Groelle & Salmon, P.A. Favorable Rulings

TRIAL VICTORY

Discovery Requests Targeting An Insurer’s Underwriting Files And Claim Files Deemed “Facially Improper,” Warranting Certiorari Relief

Karl Forrest, Partner
Tampa Office

In Homeowners Choice Property & Casualty Insurance Company v. Mahady, 44 Fla. L. Weekly D2125b (Fla. 4th DCA August 21, 2019), the Fourth District Court of Appeal recently granted certiorari relief and quashed a trial court’s discovery order requiring Homeowners Choice to produce its underwriting files and its claim files created up until the time the claim was denied.

In a unanimous opinion authored by Judge Alan O. Forst, with Chief Judge Spencer D. Levine and Judge Jonathan D. Gerber, in concurrence, the Court granted Homeowners Choice’s Petition finding that “[b]ecause the issues of the insurer’s liability for coverage and the amount of the policy owners’ damages have not been finally determined, the discovery order in the instant case is a departure from the essential requirements of the law which will result in irreparable harm.”

Of particular importance, the Court described the discovery requests targeting Homeowners Choice’s underwriting files and its claim files as “facially improper, in their entirety.”  Along those lines, the Court forcefully reiterated the long-standing principle that “until the obligation to provide coverage and damages has been determined, a party is not entitled to discovery related to the claims file[] or to the insurer’s business policies or practices regarding handling of claims.”  State Farm Mut. Auto. Ins. Co. v. Tranchese, 49 So. 3d 809, 810 (Fla. 4th DCA 2010); see also State Farm Mut. Auto. Ins. Co. v.
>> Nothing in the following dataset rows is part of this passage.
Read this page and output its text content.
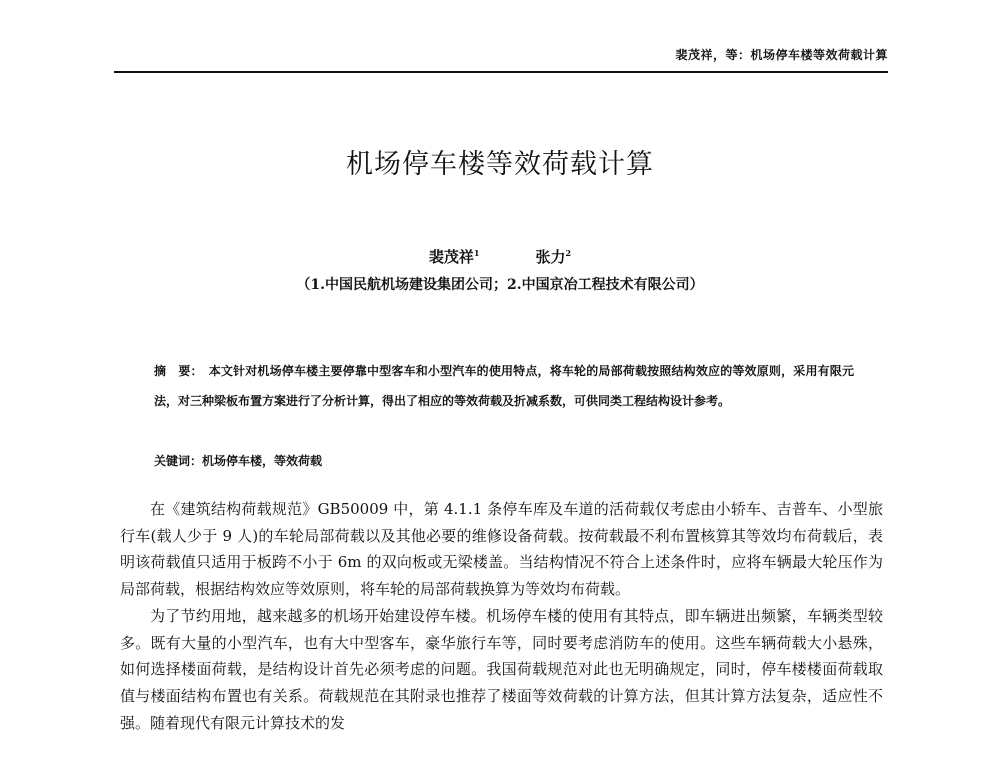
裴茂祥，等：机场停车楼等效荷载计算
机场停车楼等效荷载计算
裴茂祥$^1$	张力$^2$
（1.中国民航机场建设集团公司；2.中国京冶工程技术有限公司）
摘　要： 本文针对机场停车楼主要停靠中型客车和小型汽车的使用特点，将车轮的局部荷载按照结构效应的等效原则，采用有限元法，对三种梁板布置方案进行了分析计算，得出了相应的等效荷载及折减系数，可供同类工程结构设计参考。
关键词：机场停车楼，等效荷载

在《建筑结构荷载规范》GB50009 中，第 4.1.1 条停车库及车道的活荷载仅考虑由小轿车、吉普车、小型旅行车(载人少于 9 人)的车轮局部荷载以及其他必要的维修设备荷载。按荷载最不利布置核算其等效均布荷载后，表明该荷载值只适用于板跨不小于 6m 的双向板或无梁楼盖。当结构情况不符合上述条件时，应将车辆最大轮压作为局部荷载，根据结构效应等效原则，将车轮的局部荷载换算为等效均布荷载。

为了节约用地，越来越多的机场开始建设停车楼。机场停车楼的使用有其特点，即车辆进出频繁，车辆类型较多。既有大量的小型汽车，也有大中型客车，豪华旅行车等，同时要考虑消防车的使用。这些车辆荷载大小悬殊，如何选择楼面荷载，是结构设计首先必须考虑的问题。我国荷载规范对此也无明确规定，同时，停车楼楼面荷载取值与楼面结构布置也有关系。荷载规范在其附录也推荐了楼面等效荷载的计算方法，但其计算方法复杂，适应性不强。随着现代有限元计算技术的发
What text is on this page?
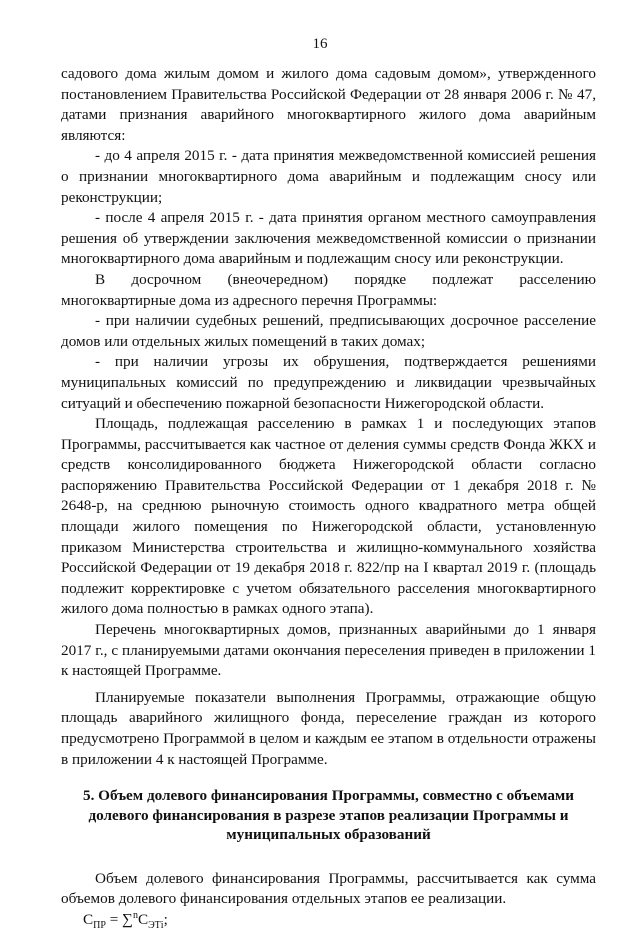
16

садового дома жилым домом и жилого дома садовым домом», утвержденного постановлением Правительства Российской Федерации от 28 января 2006 г. № 47, датами признания аварийного многоквартирного жилого дома аварийным являются:

- до 4 апреля 2015 г. - дата принятия межведомственной комиссией решения о признании многоквартирного дома аварийным и подлежащим сносу или реконструкции;

- после 4 апреля 2015 г. - дата принятия органом местного самоуправления решения об утверждении заключения межведомственной комиссии о признании многоквартирного дома аварийным и подлежащим сносу или реконструкции.

В досрочном (внеочередном) порядке подлежат расселению многоквартирные дома из адресного перечня Программы:

- при наличии судебных решений, предписывающих досрочное расселение домов или отдельных жилых помещений в таких домах;

- при наличии угрозы их обрушения, подтверждается решениями муниципальных комиссий по предупреждению и ликвидации чрезвычайных ситуаций и обеспечению пожарной безопасности Нижегородской области.

Площадь, подлежащая расселению в рамках 1 и последующих этапов Программы, рассчитывается как частное от деления суммы средств Фонда ЖКХ и средств консолидированного бюджета Нижегородской области согласно распоряжению Правительства Российской Федерации от 1 декабря 2018 г. № 2648-р, на среднюю рыночную стоимость одного квадратного метра общей площади жилого помещения по Нижегородской области, установленную приказом Министерства строительства и жилищно-коммунального хозяйства Российской Федерации от 19 декабря 2018 г. 822/пр на I квартал 2019 г. (площадь подлежит корректировке с учетом обязательного расселения многоквартирного жилого дома полностью в рамках одного этапа).

Перечень многоквартирных домов, признанных аварийными до 1 января 2017 г., с планируемыми датами окончания переселения приведен в приложении 1 к настоящей Программе.

Планируемые показатели выполнения Программы, отражающие общую площадь аварийного жилищного фонда, переселение граждан из которого предусмотрено Программой в целом и каждым ее этапом в отдельности отражены в приложении 4 к настоящей Программе.

5. Объем долевого финансирования Программы, совместно с объемами долевого финансирования в разрезе этапов реализации Программы и муниципальных образований

Объем долевого финансирования Программы, рассчитывается как сумма объемов долевого финансирования отдельных этапов ее реализации.

$С_{ПР} = \sum^nС_{ЭТi}$;
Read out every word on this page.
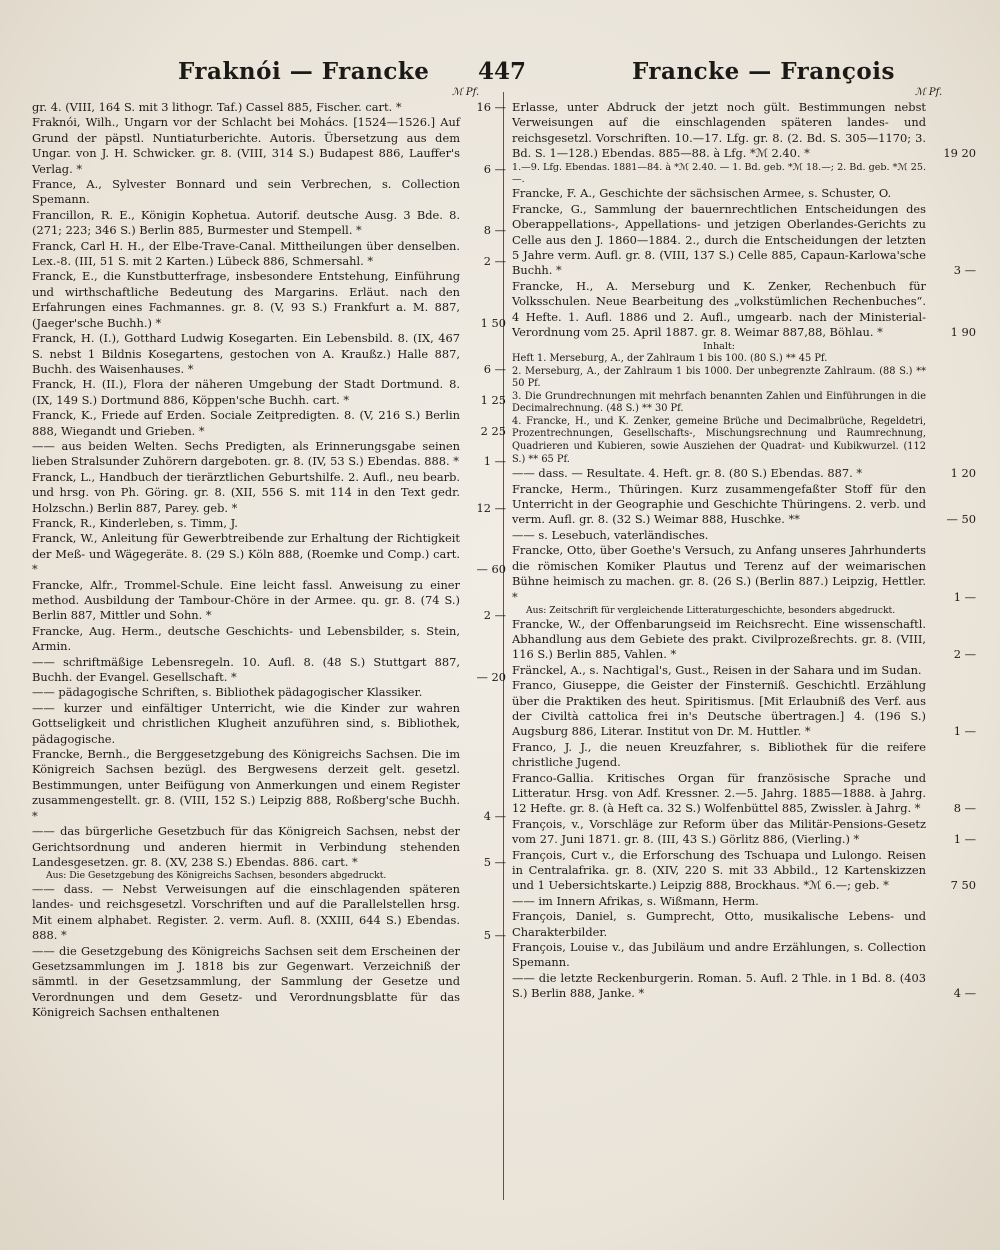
Fraknói — Francke 447	Francke — François
ℳ Pf.	ℳ Pf.
gr. 4. (VIII, 164 S. mit 3 lithogr. Taf.) Cassel 885, Fischer. cart. *	16 —
Fraknói, Wilh., Ungarn vor der Schlacht bei Mohács. [1524—1526.] Auf Grund der päpstl. Nuntiaturberichte. Autoris. Übersetzung aus dem Ungar. von J. H. Schwicker. gr. 8. (VIII, 314 S.) Budapest 886, Lauffer's Verlag. *	6 —
France, A., Sylvester Bonnard und sein Verbrechen, s. Collection Spemann.
Francillon, R. E., Königin Kophetua. Autorif. deutsche Ausg. 3 Bde. 8. (271; 223; 346 S.) Berlin 885, Burmester und Stempell. *	8 —
Franck, Carl H. H., der Elbe-Trave-Canal. Mittheilungen über denselben. Lex.-8. (III, 51 S. mit 2 Karten.) Lübeck 886, Schmersahl. *	2 —
Franck, E., die Kunstbutterfrage, insbesondere Entstehung, Einführung und wirthschaftliche Bedeutung des Margarins. Erläut. nach den Erfahrungen eines Fachmannes. gr. 8. (V, 93 S.) Frankfurt a. M. 887, (Jaeger'sche Buchh.) *	1 50
Franck, H. (I.), Gotthard Ludwig Kosegarten. Ein Lebensbild. 8. (IX, 467 S. nebst 1 Bildnis Kosegartens, gestochen von A. Kraußz.) Halle 887, Buchh. des Waisenhauses. *	6 —
Franck, H. (II.), Flora der näheren Umgebung der Stadt Dortmund. 8. (IX, 149 S.) Dortmund 886, Köppen'sche Buchh. cart. *	1 25
Franck, K., Friede auf Erden. Sociale Zeitpredigten. 8. (V, 216 S.) Berlin 888, Wiegandt und Grieben. *	2 25
—— aus beiden Welten. Sechs Predigten, als Erinnerungsgabe seinen lieben Stralsunder Zuhörern dargeboten. gr. 8. (IV, 53 S.) Ebendas. 888. * 1 —
Franck, L., Handbuch der tierärztlichen Geburtshilfe. 2. Aufl., neu bearb. und hrsg. von Ph. Göring. gr. 8. (XII, 556 S. mit 114 in den Text gedr. Holzschn.) Berlin 887, Parey. geb. *	12 —
Franck, R., Kinderleben, s. Timm, J.
Franck, W., Anleitung für Gewerbtreibende zur Erhaltung der Richtigkeit der Meß- und Wägegeräte. 8. (29 S.) Köln 888, (Roemke und Comp.) cart. *	— 60
Francke, Alfr., Trommel-Schule. Eine leicht fassl. Anweisung zu einer method. Ausbildung der Tambour-Chöre in der Armee. qu. gr. 8. (74 S.) Berlin 887, Mittler und Sohn. *	2 —
Francke, Aug. Herm., deutsche Geschichts- und Lebensbilder, s. Stein, Armin.
—— schriftmäßige Lebensregeln. 10. Aufl. 8. (48 S.) Stuttgart 887, Buchh. der Evangel. Gesellschaft. *	— 20
—— pädagogische Schriften, s. Bibliothek pädagogischer Klassiker.
—— kurzer und einfältiger Unterricht, wie die Kinder zur wahren Gottseligkeit und christlichen Klugheit anzuführen sind, s. Bibliothek, pädagogische.
Francke, Bernh., die Berggesetzgebung des Königreichs Sachsen. Die im Königreich Sachsen bezügl. des Bergwesens derzeit gelt. gesetzl. Bestimmungen, unter Beifügung von Anmerkungen und einem Register zusammengestellt. gr. 8. (VIII, 152 S.) Leipzig 888, Roßberg'sche Buchh. *	4 —
—— das bürgerliche Gesetzbuch für das Königreich Sachsen, nebst der Gerichtsordnung und anderen hiermit in Verbindung stehenden Landesgesetzen. gr. 8. (XV, 238 S.) Ebendas. 886. cart. *	5 —
Aus: Die Gesetzgebung des Königreichs Sachsen, besonders abgedruckt.
—— dass. — Nebst Verweisungen auf die einschlagenden späteren landes- und reichsgesetzl. Vorschriften und auf die Parallelstellen hrsg. Mit einem alphabet. Register. 2. verm. Aufl. 8. (XXIII, 644 S.) Ebendas. 888. *	5 —
—— die Gesetzgebung des Königreichs Sachsen seit dem Erscheinen der Gesetzsammlungen im J. 1818 bis zur Gegenwart. Verzeichniß der sämmtl. in der Gesetzsammlung, der Sammlung der Gesetze und Verordnungen und dem Gesetz- und Verordnungsblatte für das Königreich Sachsen enthaltenen
Erlasse, unter Abdruck der jetzt noch gült. Bestimmungen nebst Verweisungen auf die einschlagenden späteren landes- und reichsgesetzl. Vorschriften. 10.—17. Lfg. gr. 8. (2. Bd. S. 305—1170; 3. Bd. S. 1—128.) Ebendas. 885—88. à Lfg. *ℳ 2.40. *	19 20
1.—9. Lfg. Ebendas. 1881—84. à *ℳ 2.40. — 1. Bd. geb. *ℳ 18.—; 2. Bd. geb. *ℳ 25.—.
Francke, F. A., Geschichte der sächsischen Armee, s. Schuster, O.
Francke, G., Sammlung der bauernrechtlichen Entscheidungen des Oberappellations-, Appellations- und jetzigen Oberlandes-Gerichts zu Celle aus den J. 1860—1884. 2., durch die Entscheidungen der letzten 5 Jahre verm. Aufl. gr. 8. (VIII, 137 S.) Celle 885, Capaun-Karlowa'sche Buchh. *	3 —
Francke, H., A. Merseburg und K. Zenker, Rechenbuch für Volksschulen. Neue Bearbeitung des „volkstümlichen Rechenbuches“. 4 Hefte. 1. Aufl. 1886 und 2. Aufl., umgearb. nach der Ministerial-Verordnung vom 25. April 1887. gr. 8. Weimar 887,88, Böhlau. *	1 90
Inhalt:
Heft 1. Merseburg, A., der Zahlraum 1 bis 100. (80 S.) ** 45 Pf.
2. Merseburg, A., der Zahlraum 1 bis 1000. Der unbegrenzte Zahlraum. (88 S.) ** 50 Pf.
3. Die Grundrechnungen mit mehrfach benannten Zahlen und Einführungen in die Decimalrechnung. (48 S.) ** 30 Pf.
4. Francke, H., und K. Zenker, gemeine Brüche und Decimalbrüche, Regeldetri, Prozentrechnungen, Gesellschafts-, Mischungsrechnung und Raumrechnung, Quadrieren und Kubieren, sowie Ausziehen der Quadrat- und Kubikwurzel. (112 S.) ** 65 Pf.
—— dass. — Resultate. 4. Heft. gr. 8. (80 S.) Ebendas. 887. *	1 20
Francke, Herm., Thüringen. Kurz zusammengefaßter Stoff für den Unterricht in der Geographie und Geschichte Thüringens. 2. verb. und verm. Aufl. gr. 8. (32 S.) Weimar 888, Huschke. **	— 50
—— s. Lesebuch, vaterländisches.
Francke, Otto, über Goethe's Versuch, zu Anfang unseres Jahrhunderts die römischen Komiker Plautus und Terenz auf der weimarischen Bühne heimisch zu machen. gr. 8. (26 S.) (Berlin 887.) Leipzig, Hettler. *	1 —
Aus: Zeitschrift für vergleichende Litteraturgeschichte, besonders abgedruckt.
Francke, W., der Offenbarungseid im Reichsrecht. Eine wissenschaftl. Abhandlung aus dem Gebiete des prakt. Civilprozeßrechts. gr. 8. (VIII, 116 S.) Berlin 885, Vahlen. *	2 —
Fränckel, A., s. Nachtigal's, Gust., Reisen in der Sahara und im Sudan.
Franco, Giuseppe, die Geister der Finsterniß. Geschichtl. Erzählung über die Praktiken des heut. Spiritismus. [Mit Erlaubniß des Verf. aus der Civiltà cattolica frei in's Deutsche übertragen.] 4. (196 S.) Augsburg 886, Literar. Institut von Dr. M. Huttler. *	1 —
Franco, J. J., die neuen Kreuzfahrer, s. Bibliothek für die reifere christliche Jugend.
Franco-Gallia. Kritisches Organ für französische Sprache und Litteratur. Hrsg. von Adf. Kressner. 2.—5. Jahrg. 1885—1888. à Jahrg. 12 Hefte. gr. 8. (à Heft ca. 32 S.) Wolfenbüttel 885, Zwissler. à Jahrg. *	8 —
François, v., Vorschläge zur Reform über das Militär-Pensions-Gesetz vom 27. Juni 1871. gr. 8. (III, 43 S.) Görlitz 886, (Vierling.) *	1 —
François, Curt v., die Erforschung des Tschuapa und Lulongo. Reisen in Centralafrika. gr. 8. (XIV, 220 S. mit 33 Abbild., 12 Kartenskizzen und 1 Uebersichtskarte.) Leipzig 888, Brockhaus. *ℳ 6.—; geb. *	7 50
—— im Innern Afrikas, s. Wißmann, Herm.
François, Daniel, s. Gumprecht, Otto, musikalische Lebens- und Charakterbilder.
François, Louise v., das Jubiläum und andre Erzählungen, s. Collection Spemann.
—— die letzte Reckenburgerin. Roman. 5. Aufl. 2 Thle. in 1 Bd. 8. (403 S.) Berlin 888, Janke. *	4 —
O’Hearn, 975 So. 2d 633, 637 (Fla. 2d DCA 2008).

Lastly, while the trial court failed to make “particularized findings” permitting the discovery at issue, the Court nevertheless found that remand was not necessary as the record “suggests the trial court viewed as protected only those items postdating the denial of the claim, seemingly in anticipation of litigation, as opposed to when the issue of coverage was determined.”

**Editor’s Note – this decision is not final until disposition of timely filed motion for rehearing.